2. For Us, Architecture = Decisions

The elements that determine the robustness of an SAP landscape are rarely glamorous:

• Integration patterns must be clear
• Error ownership must exist
• Data governance must be defined
• Monitoring approach must be designed
• Daily operational procedures must be established

Boxes do not create stability – decisions do.

3. Some Possible Real-Life Cases

Case 1 – The Retry Storm

In one project all IDocs were routed through CPI “for flexibility.” There was no idempotency, no back-pressure, no circuit breaker. A small functional mistake created more than 200,000 retries within minutes. SMQ2 queues were blocked and logistics stopped for hours. Everyone looked at Basis first, while the real root cause was hidden in business logic. A single pricing error caused days of disruption.

Lesson: Integrations must protect ERP. Without governance CPI/PO can turn into a weapon against its own system.

Case 2 – Certificate Crisis

The OAuth certificate of an integration expired on Friday night. There was no procedure, no alert, no owner. Critical replication did not work for days and the problem was noticed too late.

Lesson: Certificate lifecycle is not a technical detail; it is the heart of business continuity.

Case 3 – The Queue with No Owner

After a major migration inbound queues were full. Functional team said “Basis problem,” Basis said “interface logic,” integration team said “SAP standard.” Hours were lost only with ownership discussions. The responsible person was on leave and left the team unaware.

Lesson: Taking responsibility is more important than any tool.

Case 4 – The Clean Core Dream

To keep the landscape clean many validations were moved to BTP. But version alignment between CPI iFlows and S/4 releases was not designed.
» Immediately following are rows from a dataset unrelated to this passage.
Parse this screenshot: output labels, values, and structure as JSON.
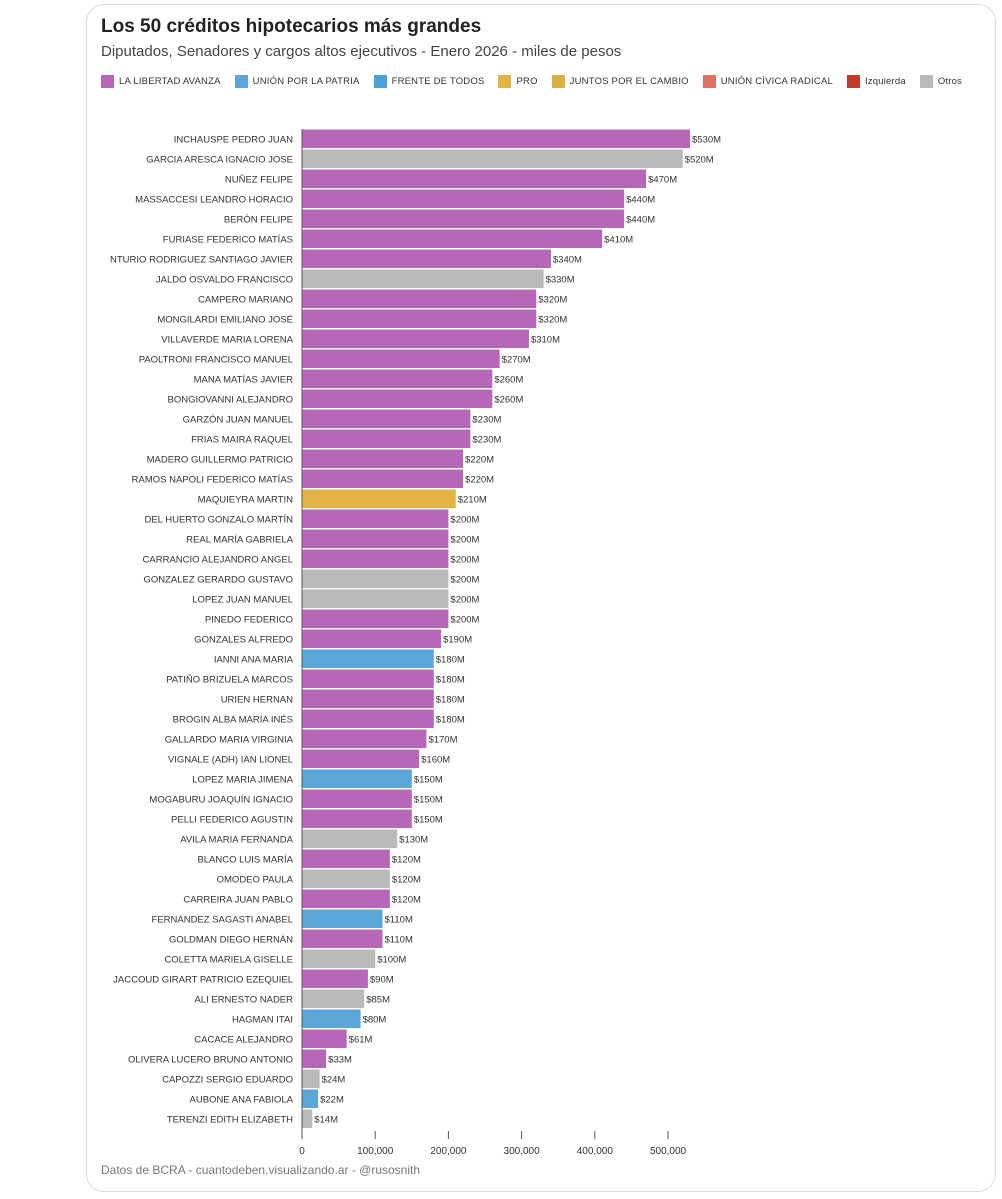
{
  "chart_data": {
    "type": "bar",
    "orientation": "horizontal",
    "title": "Los 50 créditos hipotecarios más grandes",
    "subtitle": "Diputados, Senadores y cargos altos ejecutivos - Enero 2026 - miles de pesos",
    "xlim": [
      0,
      530000
    ],
    "xticks": [
      0,
      100000,
      200000,
      300000,
      400000,
      500000
    ],
    "xtick_labels": [
      "0",
      "100,000",
      "200,000",
      "300,000",
      "400,000",
      "500,000"
    ],
    "legend": [
      {
        "name": "LA LIBERTAD AVANZA",
        "color": "#b767b7"
      },
      {
        "name": "UNIÓN POR LA PATRIA",
        "color": "#5ba6d8"
      },
      {
        "name": "FRENTE DE TODOS",
        "color": "#4a9fd8"
      },
      {
        "name": "PRO",
        "color": "#e3b443"
      },
      {
        "name": "JUNTOS POR EL CAMBIO",
        "color": "#d9b23c"
      },
      {
        "name": "UNIÓN CÍVICA RADICAL",
        "color": "#df7062"
      },
      {
        "name": "Izquierda",
        "color": "#c33c2a"
      },
      {
        "name": "Otros",
        "color": "#b9b9b9"
      }
    ],
    "bars": [
      {
        "name": "INCHAUSPE PEDRO JUAN",
        "value": 530000,
        "label": "$530M",
        "group": "LA LIBERTAD AVANZA"
      },
      {
        "name": "GARCIA ARESCA IGNACIO JOSE",
        "value": 520000,
        "label": "$520M",
        "group": "Otros"
      },
      {
        "name": "NUÑEZ FELIPE",
        "value": 470000,
        "label": "$470M",
        "group": "LA LIBERTAD AVANZA"
      },
      {
        "name": "MASSACCESI LEANDRO HORACIO",
        "value": 440000,
        "label": "$440M",
        "group": "LA LIBERTAD AVANZA"
      },
      {
        "name": "BERÓN FELIPE",
        "value": 440000,
        "label": "$440M",
        "group": "LA LIBERTAD AVANZA"
      },
      {
        "name": "FURIASE FEDERICO MATÍAS",
        "value": 410000,
        "label": "$410M",
        "group": "LA LIBERTAD AVANZA"
      },
      {
        "name": "NTURIO RODRIGUEZ SANTIAGO JAVIER",
        "value": 340000,
        "label": "$340M",
        "group": "LA LIBERTAD AVANZA"
      },
      {
        "name": "JALDO OSVALDO FRANCISCO",
        "value": 330000,
        "label": "$330M",
        "group": "Otros"
      },
      {
        "name": "CAMPERO MARIANO",
        "value": 320000,
        "label": "$320M",
        "group": "LA LIBERTAD AVANZA"
      },
      {
        "name": "MONGILARDI EMILIANO JOSÉ",
        "value": 320000,
        "label": "$320M",
        "group": "LA LIBERTAD AVANZA"
      },
      {
        "name": "VILLAVERDE MARIA LORENA",
        "value": 310000,
        "label": "$310M",
        "group": "LA LIBERTAD AVANZA"
      },
      {
        "name": "PAOLTRONI FRANCISCO MANUEL",
        "value": 270000,
        "label": "$270M",
        "group": "LA LIBERTAD AVANZA"
      },
      {
        "name": "MANA MATÍAS JAVIER",
        "value": 260000,
        "label": "$260M",
        "group": "LA LIBERTAD AVANZA"
      },
      {
        "name": "BONGIOVANNI ALEJANDRO",
        "value": 260000,
        "label": "$260M",
        "group": "LA LIBERTAD AVANZA"
      },
      {
        "name": "GARZÓN JUAN MANUEL",
        "value": 230000,
        "label": "$230M",
        "group": "LA LIBERTAD AVANZA"
      },
      {
        "name": "FRIAS MAIRA RAQUEL",
        "value": 230000,
        "label": "$230M",
        "group": "LA LIBERTAD AVANZA"
      },
      {
        "name": "MADERO GUILLERMO PATRICIO",
        "value": 220000,
        "label": "$220M",
        "group": "LA LIBERTAD AVANZA"
      },
      {
        "name": "RAMOS NAPOLI FEDERICO MATÍAS",
        "value": 220000,
        "label": "$220M",
        "group": "LA LIBERTAD AVANZA"
      },
      {
        "name": "MAQUIEYRA MARTIN",
        "value": 210000,
        "label": "$210M",
        "group": "PRO"
      },
      {
        "name": "DEL HUERTO GONZALO MARTÍN",
        "value": 200000,
        "label": "$200M",
        "group": "LA LIBERTAD AVANZA"
      },
      {
        "name": "REAL MARÍA GABRIELA",
        "value": 200000,
        "label": "$200M",
        "group": "LA LIBERTAD AVANZA"
      },
      {
        "name": "CARRANCIO ALEJANDRO ANGEL",
        "value": 200000,
        "label": "$200M",
        "group": "LA LIBERTAD AVANZA"
      },
      {
        "name": "GONZALEZ GERARDO GUSTAVO",
        "value": 200000,
        "label": "$200M",
        "group": "Otros"
      },
      {
        "name": "LOPEZ JUAN MANUEL",
        "value": 200000,
        "label": "$200M",
        "group": "Otros"
      },
      {
        "name": "PINEDO FEDERICO",
        "value": 200000,
        "label": "$200M",
        "group": "LA LIBERTAD AVANZA"
      },
      {
        "name": "GONZALES ALFREDO",
        "value": 190000,
        "label": "$190M",
        "group": "LA LIBERTAD AVANZA"
      },
      {
        "name": "IANNI ANA MARIA",
        "value": 180000,
        "label": "$180M",
        "group": "UNIÓN POR LA PATRIA"
      },
      {
        "name": "PATIÑO BRIZUELA MARCOS",
        "value": 180000,
        "label": "$180M",
        "group": "LA LIBERTAD AVANZA"
      },
      {
        "name": "URIEN HERNAN",
        "value": 180000,
        "label": "$180M",
        "group": "LA LIBERTAD AVANZA"
      },
      {
        "name": "BROGIN ALBA MARÍA INÉS",
        "value": 180000,
        "label": "$180M",
        "group": "LA LIBERTAD AVANZA"
      },
      {
        "name": "GALLARDO MARIA VIRGINIA",
        "value": 170000,
        "label": "$170M",
        "group": "LA LIBERTAD AVANZA"
      },
      {
        "name": "VIGNALE (ADH) IAN LIONEL",
        "value": 160000,
        "label": "$160M",
        "group": "LA LIBERTAD AVANZA"
      },
      {
        "name": "LOPEZ MARIA JIMENA",
        "value": 150000,
        "label": "$150M",
        "group": "UNIÓN POR LA PATRIA"
      },
      {
        "name": "MOGABURU JOAQUÍN IGNACIO",
        "value": 150000,
        "label": "$150M",
        "group": "LA LIBERTAD AVANZA"
      },
      {
        "name": "PELLI FEDERICO AGUSTIN",
        "value": 150000,
        "label": "$150M",
        "group": "LA LIBERTAD AVANZA"
      },
      {
        "name": "AVILA MARIA FERNANDA",
        "value": 130000,
        "label": "$130M",
        "group": "Otros"
      },
      {
        "name": "BLANCO LUIS MARÍA",
        "value": 120000,
        "label": "$120M",
        "group": "LA LIBERTAD AVANZA"
      },
      {
        "name": "OMODEO PAULA",
        "value": 120000,
        "label": "$120M",
        "group": "Otros"
      },
      {
        "name": "CARREIRA JUAN PABLO",
        "value": 120000,
        "label": "$120M",
        "group": "LA LIBERTAD AVANZA"
      },
      {
        "name": "FERNANDEZ SAGASTI ANABEL",
        "value": 110000,
        "label": "$110M",
        "group": "UNIÓN POR LA PATRIA"
      },
      {
        "name": "GOLDMAN DIEGO HERNÁN",
        "value": 110000,
        "label": "$110M",
        "group": "LA LIBERTAD AVANZA"
      },
      {
        "name": "COLETTA MARIELA GISELLE",
        "value": 100000,
        "label": "$100M",
        "group": "Otros"
      },
      {
        "name": "JACCOUD GIRART PATRICIO EZEQUIEL",
        "value": 90000,
        "label": "$90M",
        "group": "LA LIBERTAD AVANZA"
      },
      {
        "name": "ALI ERNESTO NADER",
        "value": 85000,
        "label": "$85M",
        "group": "Otros"
      },
      {
        "name": "HAGMAN ITAI",
        "value": 80000,
        "label": "$80M",
        "group": "UNIÓN POR LA PATRIA"
      },
      {
        "name": "CACACE ALEJANDRO",
        "value": 61000,
        "label": "$61M",
        "group": "LA LIBERTAD AVANZA"
      },
      {
        "name": "OLIVERA LUCERO BRUNO ANTONIO",
        "value": 33000,
        "label": "$33M",
        "group": "LA LIBERTAD AVANZA"
      },
      {
        "name": "CAPOZZI SERGIO EDUARDO",
        "value": 24000,
        "label": "$24M",
        "group": "Otros"
      },
      {
        "name": "AUBONE ANA FABIOLA",
        "value": 22000,
        "label": "$22M",
        "group": "UNIÓN POR LA PATRIA"
      },
      {
        "name": "TERENZI EDITH ELIZABETH",
        "value": 14000,
        "label": "$14M",
        "group": "Otros"
      }
    ]
  },
  "footer": "Datos de BCRA - cuantodeben.visualizando.ar - @rusosnith"
}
After the first upgrade half of the extensions became incompatible; cleaning queues took days and flows had to be stopped and adapted.

Lesson: If development is not completed with all details, integrations start a war against themselves.

The Real Battlefield

Design → Build → Go-Live → Operations

                          ↑

                     real battlefield

4. Architecture from Basis & BTP Eyes

From our Basis and BTP perspective, architecture must answer concrete questions:

Transport & Lifecycle

• How are CPI iFlow versions aligned with S/4 transports?
• What happens if a transport requires new mapping?
• Is cross-system rollback defined?

Runtime Governance

• Who operates CPI/PO as real production runtime?
• What are queue thresholds and housekeeping rules?

Security Operations

• Is uninterrupted certificate rotation in place?
• Are RFC users controlled?
• Are OAuth and secrets managed and documented?

Upgrade Resilience

• Was the impact of S/4 upgrades on BTP extensions analyzed?
• Were interface regression tests executed?
• Is a decoupling strategy prepared?

Monitoring – Daily Reality

• Is end-to-end monitoring from SM58/SMQ2 to CPI active?
• Are alerts delivered to the right people?

If these are not defined, the landscape is fragile no matter how modern the diagram looks. Even a small configuration change or a new patch may create major problems.